Jessica conducía su auto con el corazón latiéndole con furia, los dedos apretando el volante hasta que los nudillos se le pusieron blancos.
El auto de Abril estaba unos metros delante de ella, y sus ojos, desquiciados por los celos, no se despegaban de él.
—¿A dónde vas, pequeña zorra? —murmuró con veneno, como si Abril pudiera oírla—. Lo sé… vas a ver a tu amante. ¡Lo sé! No vas a quitarme a Gregorio, ¡no ahora! He hecho demasiado para tenerlo. Él no volverá a ti. ¡No lo permitiré!
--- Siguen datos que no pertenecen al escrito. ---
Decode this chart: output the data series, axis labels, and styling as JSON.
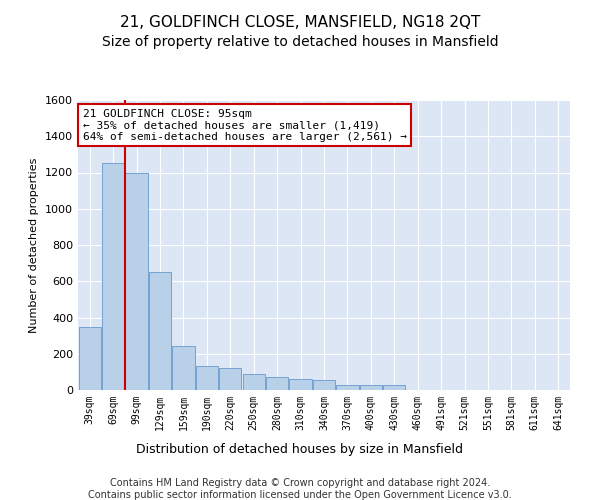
{
  "title": "21, GOLDFINCH CLOSE, MANSFIELD, NG18 2QT",
  "subtitle": "Size of property relative to detached houses in Mansfield",
  "xlabel": "Distribution of detached houses by size in Mansfield",
  "ylabel": "Number of detached properties",
  "categories": [
    "39sqm",
    "69sqm",
    "99sqm",
    "129sqm",
    "159sqm",
    "190sqm",
    "220sqm",
    "250sqm",
    "280sqm",
    "310sqm",
    "340sqm",
    "370sqm",
    "400sqm",
    "430sqm",
    "460sqm",
    "491sqm",
    "521sqm",
    "551sqm",
    "581sqm",
    "611sqm",
    "641sqm"
  ],
  "values": [
    350,
    1250,
    1200,
    650,
    245,
    130,
    120,
    90,
    70,
    60,
    55,
    30,
    30,
    25,
    0,
    0,
    0,
    0,
    0,
    0,
    0
  ],
  "bar_color": "#b8d0e8",
  "bar_edge_color": "#6699cc",
  "property_sqm": 95,
  "annotation_line1": "21 GOLDFINCH CLOSE: 95sqm",
  "annotation_line2": "← 35% of detached houses are smaller (1,419)",
  "annotation_line3": "64% of semi-detached houses are larger (2,561) →",
  "annotation_box_color": "#ffffff",
  "annotation_box_edge": "#cc0000",
  "vline_color": "#cc0000",
  "ylim": [
    0,
    1600
  ],
  "yticks": [
    0,
    200,
    400,
    600,
    800,
    1000,
    1200,
    1400,
    1600
  ],
  "background_color": "#dce6f5",
  "footer_line1": "Contains HM Land Registry data © Crown copyright and database right 2024.",
  "footer_line2": "Contains public sector information licensed under the Open Government Licence v3.0.",
  "title_fontsize": 11,
  "subtitle_fontsize": 10,
  "xlabel_fontsize": 9,
  "ylabel_fontsize": 8,
  "footer_fontsize": 7,
  "annot_fontsize": 8
}
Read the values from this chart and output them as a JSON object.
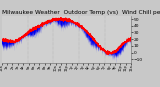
{
  "title": "Milwaukee Weather  Outdoor Temp (vs)  Wind Chill per Minute (Last 24 Hours)",
  "title_fontsize": 4.2,
  "bg_color": "#c8c8c8",
  "plot_bg_color": "#d0d0d0",
  "blue_color": "#0000ee",
  "red_color": "#ff0000",
  "ylim": [
    -15,
    55
  ],
  "yticks": [
    -10,
    0,
    10,
    20,
    30,
    40,
    50
  ],
  "ytick_fontsize": 3.2,
  "xtick_fontsize": 2.5,
  "n_points": 1440,
  "grid_color": "#999999",
  "num_vgrid": 4
}
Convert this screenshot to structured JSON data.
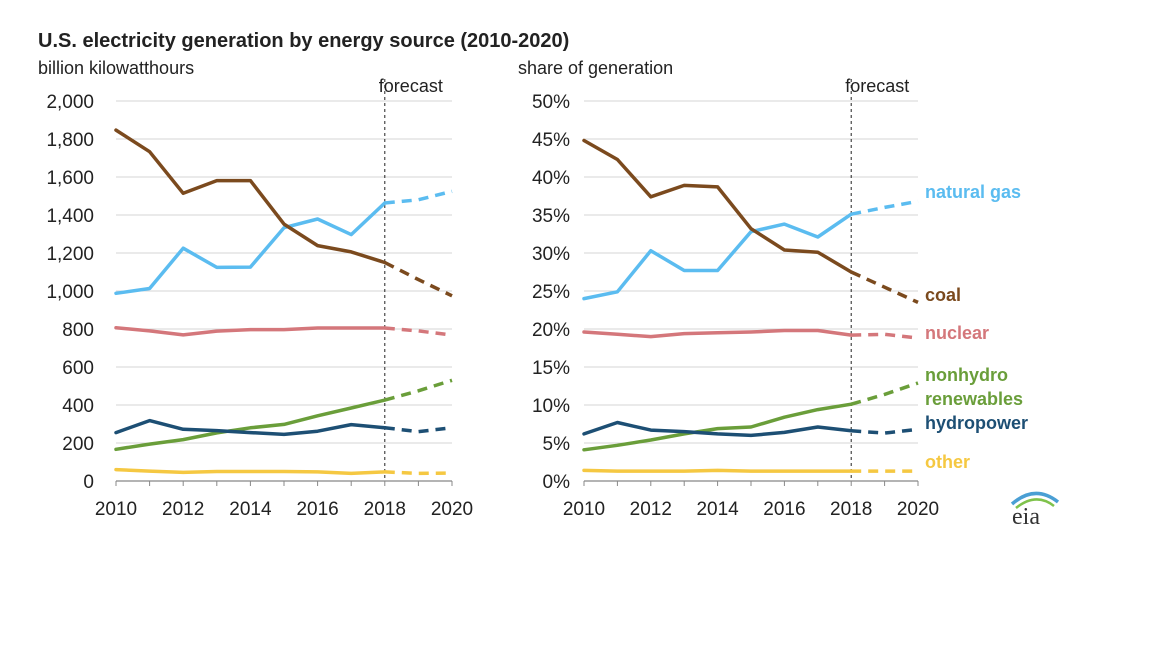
{
  "title": "U.S. electricity generation by energy source  (2010-2020)",
  "logo_text": "eia",
  "forecast_label": "forecast",
  "colors": {
    "natural gas": "#5bbcf0",
    "coal": "#7b4a1e",
    "nuclear": "#d4777b",
    "nonhydro renewables": "#6a9e3a",
    "hydropower": "#1d4f74",
    "other": "#f5c842"
  },
  "chart_data": [
    {
      "type": "line",
      "title": "U.S. electricity generation by energy source  (2010-2020)",
      "ylabel": "billion  kilowatthours",
      "ylim": [
        0,
        2000
      ],
      "yticks": [
        0,
        200,
        400,
        600,
        800,
        1000,
        1200,
        1400,
        1600,
        1800,
        2000
      ],
      "ytick_labels": [
        "0",
        "200",
        "400",
        "600",
        "800",
        "1,000",
        "1,200",
        "1,400",
        "1,600",
        "1,800",
        "2,000"
      ],
      "x": [
        2010,
        2011,
        2012,
        2013,
        2014,
        2015,
        2016,
        2017,
        2018,
        2019,
        2020
      ],
      "xticks": [
        2010,
        2012,
        2014,
        2016,
        2018,
        2020
      ],
      "xtick_labels": [
        "2010",
        "2012",
        "2014",
        "2016",
        "2018",
        "2020"
      ],
      "forecast_from": 2018,
      "series": [
        {
          "name": "natural gas",
          "values": [
            988,
            1013,
            1225,
            1124,
            1126,
            1333,
            1379,
            1297,
            1463,
            1480,
            1525
          ]
        },
        {
          "name": "coal",
          "values": [
            1847,
            1733,
            1514,
            1581,
            1581,
            1352,
            1239,
            1206,
            1150,
            1060,
            975
          ]
        },
        {
          "name": "nuclear",
          "values": [
            807,
            790,
            769,
            789,
            797,
            797,
            805,
            805,
            805,
            790,
            768
          ]
        },
        {
          "name": "nonhydro renewables",
          "values": [
            167,
            194,
            218,
            253,
            280,
            298,
            343,
            384,
            426,
            475,
            530
          ]
        },
        {
          "name": "hydropower",
          "values": [
            255,
            318,
            272,
            265,
            255,
            245,
            262,
            297,
            280,
            260,
            280
          ]
        },
        {
          "name": "other",
          "values": [
            60,
            52,
            45,
            50,
            50,
            50,
            48,
            40,
            48,
            40,
            42
          ]
        }
      ]
    },
    {
      "type": "line",
      "ylabel": "share of generation",
      "ylim": [
        0,
        50
      ],
      "yticks": [
        0,
        5,
        10,
        15,
        20,
        25,
        30,
        35,
        40,
        45,
        50
      ],
      "ytick_labels": [
        "0%",
        "5%",
        "10%",
        "15%",
        "20%",
        "25%",
        "30%",
        "35%",
        "40%",
        "45%",
        "50%"
      ],
      "x": [
        2010,
        2011,
        2012,
        2013,
        2014,
        2015,
        2016,
        2017,
        2018,
        2019,
        2020
      ],
      "xticks": [
        2010,
        2012,
        2014,
        2016,
        2018,
        2020
      ],
      "xtick_labels": [
        "2010",
        "2012",
        "2014",
        "2016",
        "2018",
        "2020"
      ],
      "forecast_from": 2018,
      "series": [
        {
          "name": "natural gas",
          "label": "natural gas",
          "values": [
            24.0,
            24.9,
            30.3,
            27.7,
            27.7,
            32.8,
            33.8,
            32.1,
            35.1,
            36.0,
            36.8
          ]
        },
        {
          "name": "coal",
          "label": "coal",
          "values": [
            44.8,
            42.3,
            37.4,
            38.9,
            38.7,
            33.2,
            30.4,
            30.1,
            27.5,
            25.5,
            23.5
          ]
        },
        {
          "name": "nuclear",
          "label": "nuclear",
          "values": [
            19.6,
            19.3,
            19.0,
            19.4,
            19.5,
            19.6,
            19.8,
            19.8,
            19.2,
            19.3,
            18.8
          ]
        },
        {
          "name": "nonhydro renewables",
          "label": [
            "nonhydro",
            "renewables"
          ],
          "values": [
            4.1,
            4.7,
            5.4,
            6.2,
            6.9,
            7.1,
            8.4,
            9.4,
            10.1,
            11.4,
            12.9
          ]
        },
        {
          "name": "hydropower",
          "label": "hydropower",
          "values": [
            6.2,
            7.7,
            6.7,
            6.5,
            6.2,
            6.0,
            6.4,
            7.1,
            6.6,
            6.3,
            6.8
          ]
        },
        {
          "name": "other",
          "label": "other",
          "values": [
            1.4,
            1.3,
            1.3,
            1.3,
            1.4,
            1.3,
            1.3,
            1.3,
            1.3,
            1.3,
            1.3
          ]
        }
      ]
    }
  ]
}
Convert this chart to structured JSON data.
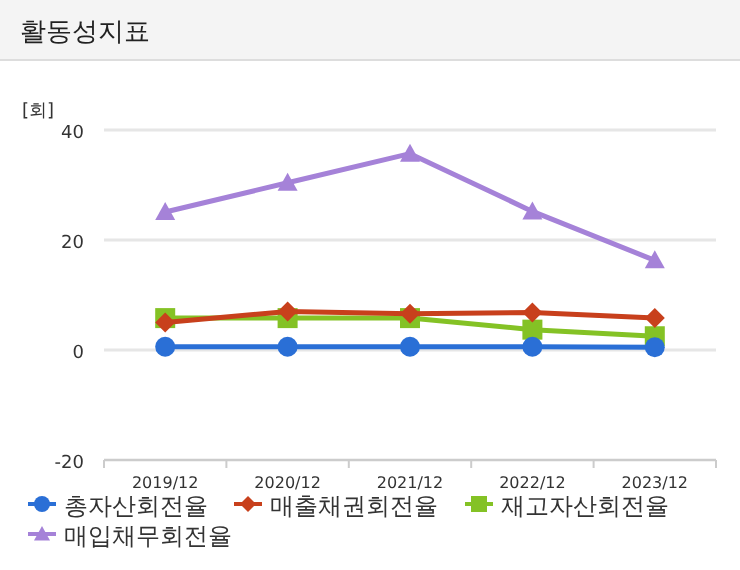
{
  "chart_data": {
    "type": "line",
    "title": "활동성지표",
    "ylabel": "[회]",
    "categories": [
      "2019/12",
      "2020/12",
      "2021/12",
      "2022/12",
      "2023/12"
    ],
    "series": [
      {
        "name": "총자산회전율",
        "color": "#2a6fd6",
        "marker": "circle",
        "values": [
          0.6,
          0.6,
          0.6,
          0.6,
          0.5
        ]
      },
      {
        "name": "매출채권회전율",
        "color": "#c8401c",
        "marker": "diamond",
        "values": [
          5.0,
          7.0,
          6.6,
          6.8,
          5.8
        ]
      },
      {
        "name": "재고자산회전율",
        "color": "#84c225",
        "marker": "square",
        "values": [
          5.8,
          5.8,
          5.8,
          3.7,
          2.5
        ]
      },
      {
        "name": "매입채무회전율",
        "color": "#a582d8",
        "marker": "triangle",
        "values": [
          25.1,
          30.4,
          35.7,
          25.2,
          16.3
        ]
      }
    ],
    "ylim": [
      -20,
      40
    ],
    "yticks": [
      -20,
      0,
      20,
      40
    ],
    "grid": "y",
    "legend": "bottom"
  }
}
Pisó el acelerador con rabia, sintiendo cómo la adrenalina le ardía en las venas.
Mientras tanto, Abril llegó al lugar. Aparcó su coche cerca del muelle, bajó con una mezcla de ansiedad y resignación reflejada en su rostro.
Caminó hacia el borde del embarcadero, como si necesitara que el aire del mar limpiara el caos en su interior. Pero no tuvo tiempo para respirar.
Una voz la sorprendió. Se detuvo en seco, el miedo recorriéndole la espalda como un escalofrío.
—¿Otra vez tú? —murmuró, girando lentamente.